Story by Andrew Sean Greer
Published by Picador, imprint of Farrar, Straus and Giroux
ISBN10: 0312423810
ISBN13: 9780312423810
Review by Linda Yau
Although, their plot may sound similar – The Confessions of Max Tivoli is not the same as The Curious Case of Benjamen Button. I kid you not, although this might be an attraction to read a plot alike book. Both have protagonists that ages backward, and I believe that is where the similarities end. I haven’t seen the movie yet, but I have read The Confessions Of Max Tivoli.
Max Tivoli is a person who was born at 1871 with the appearance of a 70 year old. He was expected and calculated by his mother to die at 1941, exactly 70 years later. This seems to be a strange experience right?
Max certainly try live his life as normally as he can, but under a rule: “Be what they think you are.”
He met his best friend, Hugie when he was six years old, and the love of his life, Alice when he 16 years old. All the while, his body ages backwards, and his appearance younger with each passing year. Unfortunately, as he tried to justify his age and actions – things happen and it makes the reader understand the folly of how short life is.
He eventually marries Alice under a different name, and when the truth was revealed, Alice leaves him, bearing a son.

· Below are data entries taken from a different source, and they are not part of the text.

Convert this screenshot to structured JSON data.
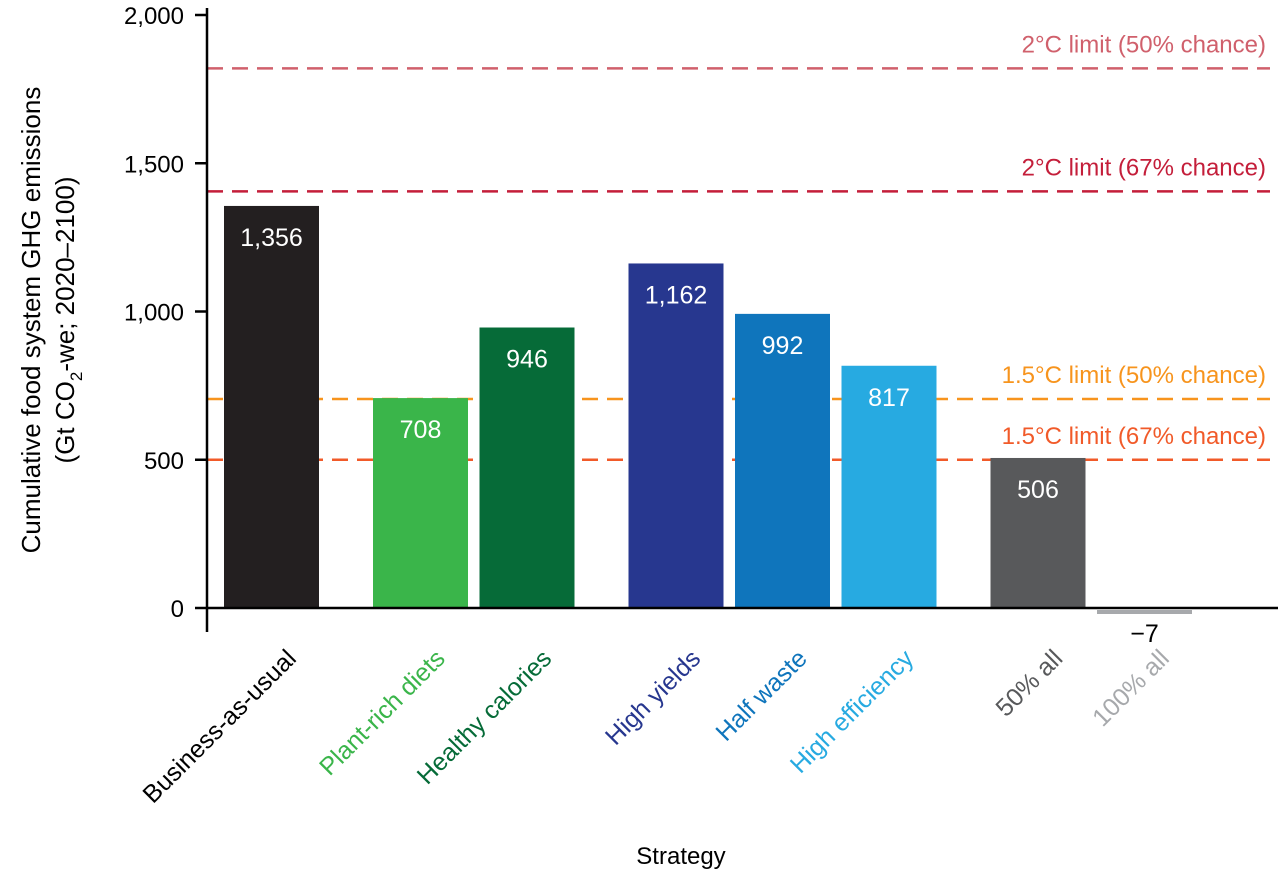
{
  "chart_data": {
    "type": "bar",
    "ylabel_line1": "Cumulative food system GHG emissions",
    "ylabel_line2_pre": "(Gt CO",
    "ylabel_line2_sub": "2",
    "ylabel_line2_post": "-we; 2020–2100)",
    "xlabel": "Strategy",
    "ylim": [
      -80,
      2000
    ],
    "yticks": [
      0,
      500,
      1000,
      1500,
      2000
    ],
    "ytick_labels": [
      "0",
      "500",
      "1,000",
      "1,500",
      "2,000"
    ],
    "categories": [
      {
        "label": "Business-as-usual",
        "value": 1356,
        "value_label": "1,356",
        "color": "#231f20",
        "label_color": "#000000",
        "group": 0
      },
      {
        "label": "Plant-rich diets",
        "value": 708,
        "value_label": "708",
        "color": "#3ab54a",
        "label_color": "#3ab54a",
        "group": 1
      },
      {
        "label": "Healthy calories",
        "value": 946,
        "value_label": "946",
        "color": "#066b38",
        "label_color": "#066b38",
        "group": 1
      },
      {
        "label": "High yields",
        "value": 1162,
        "value_label": "1,162",
        "color": "#27378f",
        "label_color": "#27378f",
        "group": 2
      },
      {
        "label": "Half waste",
        "value": 992,
        "value_label": "992",
        "color": "#0f75bc",
        "label_color": "#0f75bc",
        "group": 2
      },
      {
        "label": "High efficiency",
        "value": 817,
        "value_label": "817",
        "color": "#27aae1",
        "label_color": "#27aae1",
        "group": 2
      },
      {
        "label": "50% all",
        "value": 506,
        "value_label": "506",
        "color": "#58595b",
        "label_color": "#58595b",
        "group": 3
      },
      {
        "label": "100% all",
        "value": -7,
        "value_label": "−7",
        "color": "#a7a9ac",
        "label_color": "#a7a9ac",
        "group": 3
      }
    ],
    "reference_lines": [
      {
        "value": 1820,
        "label": "2°C limit (50% chance)",
        "color": "#d0606c"
      },
      {
        "value": 1405,
        "label": "2°C limit (67% chance)",
        "color": "#c41e3a"
      },
      {
        "value": 705,
        "label": "1.5°C limit (50% chance)",
        "color": "#f7941d"
      },
      {
        "value": 500,
        "label": "1.5°C limit (67% chance)",
        "color": "#f15a29"
      }
    ],
    "grid": false,
    "legend": "none"
  }
}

Later when Max finds Hugie as an older man. They pose as father and son, and visits Alice. However Hugie soon dies, and in the end, with an ending that is similar to Invisible Man by Ralph Waldo Ellison – it shows Max Tivoli accepting his life, and the story is concluded on a feeling and reflection of where it all began; similar to a circle.
This book is written in first person with Max as narrator, trying to write his life’s story before he gets too young to tell anyone his story. This book has employs flash back, and has rich descriptions of historical events and of various experience.
I truly pity Max as a character, but would recommend this as a book people who would want to read a serious historical fiction novel.